The HealSeq story started in a lab at the Indian Institute of Science, Bengaluru. Today HealSeq is a deep-tech company that offers affordable diagnostic platforms. AMR diagnostics are a part of its portfolio, with the company offering a first-of-its-kind test for the early detection of drug-resistant tuberculosis.
“The rise in AMR means India needs to find new solutions to emerging and reemerging diseases,” says Dr Nandicoori. This could be new diagnostic tools, novel molecules that can replace or reinforce the array of antibiotics in use, or novel treatment approaches. “Innovation is critical and innovators in this space need to be supported,” says Dr Nandicoori. “Too many startups in biotech fall into the valley of death, the gap between lab and market.” IHF’s efforts are engineered to ensure that does not happen.
IHF supports innovators in the lab-to-patient pathway in multiple ways: with funding, access to networks of investors and collaborators, handholding through the maze of regulations for clinical trials, and even at the final go-to-market stage. “Our role is to support the maturing of innovations so that India has a viable pipeline of solutions to tackle AMR,” says Mr Joshi.
IHF is concentrating on diagnostics for primary care. “We want to help physicians take the right decisions quickly,” adds Mr Joshi. “Currently, doctors need lab culture results to identify which drugs the pathogen is resistant to, but this can take two-three days. When faced with a patient already severely ill, a doctor needs information within 15-30 minutes.”
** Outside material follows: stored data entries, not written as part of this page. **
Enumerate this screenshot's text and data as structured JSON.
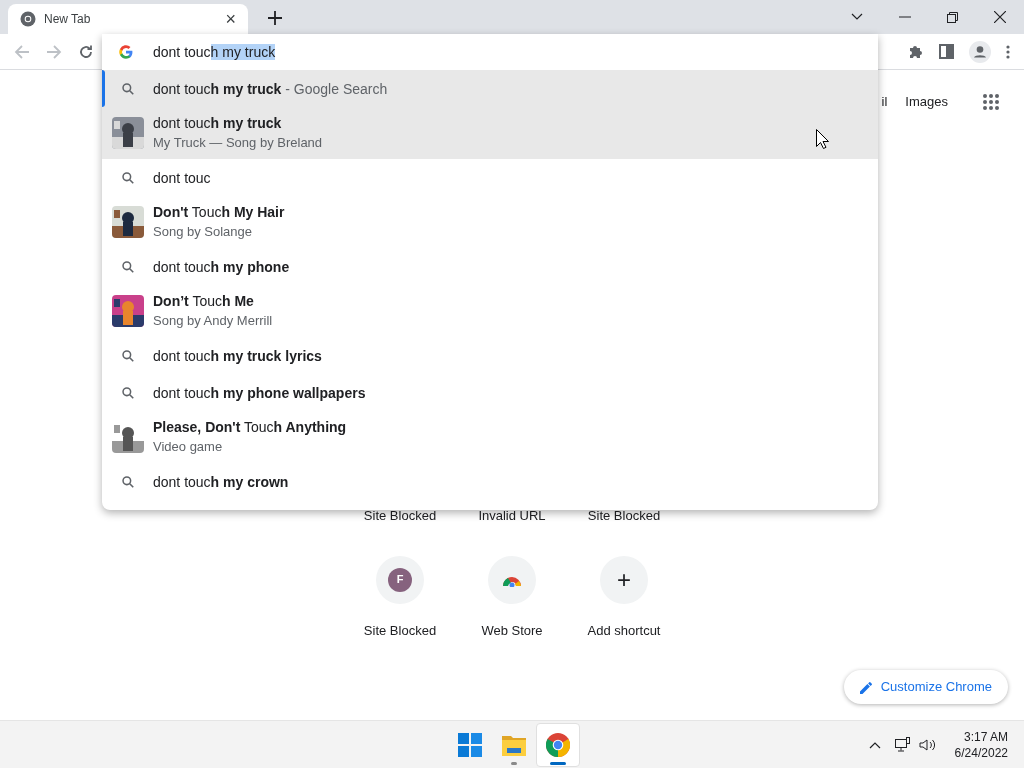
{
  "tab": {
    "title": "New Tab",
    "close": "×"
  },
  "omnibox": {
    "typed": "dont touc",
    "completion": "h my truck"
  },
  "suggestions": [
    {
      "kind": "search",
      "text": "dont touc**h my truck**",
      "suffix": "- Google Search",
      "selected": true,
      "hovered": false
    },
    {
      "kind": "entity",
      "text": "dont touc**h my truck**",
      "subtitle": "My Truck — Song by Breland",
      "selected": false,
      "hovered": true
    },
    {
      "kind": "search",
      "text": "dont touc",
      "selected": false,
      "hovered": false
    },
    {
      "kind": "entity",
      "text": "**Don't** Touc**h My Hair**",
      "subtitle": "Song by Solange",
      "selected": false,
      "hovered": false
    },
    {
      "kind": "search",
      "text": "dont touc**h my phone**",
      "selected": false,
      "hovered": false
    },
    {
      "kind": "entity",
      "text": "**Don’t** Touc**h Me**",
      "subtitle": "Song by Andy Merrill",
      "selected": false,
      "hovered": false
    },
    {
      "kind": "search",
      "text": "dont touc**h my truck lyrics**",
      "selected": false,
      "hovered": false
    },
    {
      "kind": "search",
      "text": "dont touc**h my phone wallpapers**",
      "selected": false,
      "hovered": false
    },
    {
      "kind": "entity",
      "text": "**Please, Don't** Touc**h Anything**",
      "subtitle": "Video game",
      "selected": false,
      "hovered": false
    },
    {
      "kind": "search",
      "text": "dont touc**h my crown**",
      "selected": false,
      "hovered": false
    }
  ],
  "header_links": [
    "il",
    "Images"
  ],
  "shortcuts_row_1": [
    "Site Blocked",
    "Invalid URL",
    "Site Blocked"
  ],
  "shortcuts_row_2": [
    {
      "kind": "letter",
      "letter": "F",
      "label": "Site Blocked"
    },
    {
      "kind": "store",
      "label": "Web Store"
    },
    {
      "kind": "add",
      "symbol": "+",
      "label": "Add shortcut"
    }
  ],
  "customize_button": "Customize Chrome",
  "taskbar": {
    "apps": [
      {
        "kind": "start",
        "running": false,
        "active": false
      },
      {
        "kind": "explorer",
        "running": true,
        "active": false
      },
      {
        "kind": "chrome",
        "running": true,
        "active": true
      }
    ],
    "time": "3:17 AM",
    "date": "6/24/2022"
  }
}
Dr Ghafur, a clinician who sees cases of AMR in patients almost every day, concurs. “In government hospitals, doctors see 100 patients in three hours. They need rapid tools to help them with the right course of treatment. The hope for the future lies in ideas advanced by startups willing to take bold steps.”
One of the bold is Dr Reety Arora, head of research at CrisprBits, an Indian startup that uses gene-editing technology to develop solutions for precision medicine. The CrisprBits solution is called PathCrisp, a diagnostic tool that tests common pathogens for genes that indicate resistance to typical antibiotics.
“We have further developed PathCrisp so that it doesn’t need a cold room; it works at room temperatures and on blood samples,” says Dr Arora. The good news for PathCrisp and patients is that it will soon be tested in hospitals.
For startups like CrisprBits, the path from lab to real life can be tortuous. “Getting the science right is just one aspect,” says Dr Arora. “Biotech startups face multiple challenges: getting blood samples for study, licences for technologies, approvals for clinical trials, the maze of regulatory requirements and, not least, funding.”
Mr Joshi underscores the significance of the Tata Trusts’ philanthropic capital in all of this. “There is a realisation that we may be nearing a tipping point when it comes to AMR,” he says. “There are new strains of pathogens in the environment, superbugs that are multidrug resistant. What do we do when the drugs we have stop working? We need solutions. That’s why the Trusts have chosen to be a catalyst in this space.”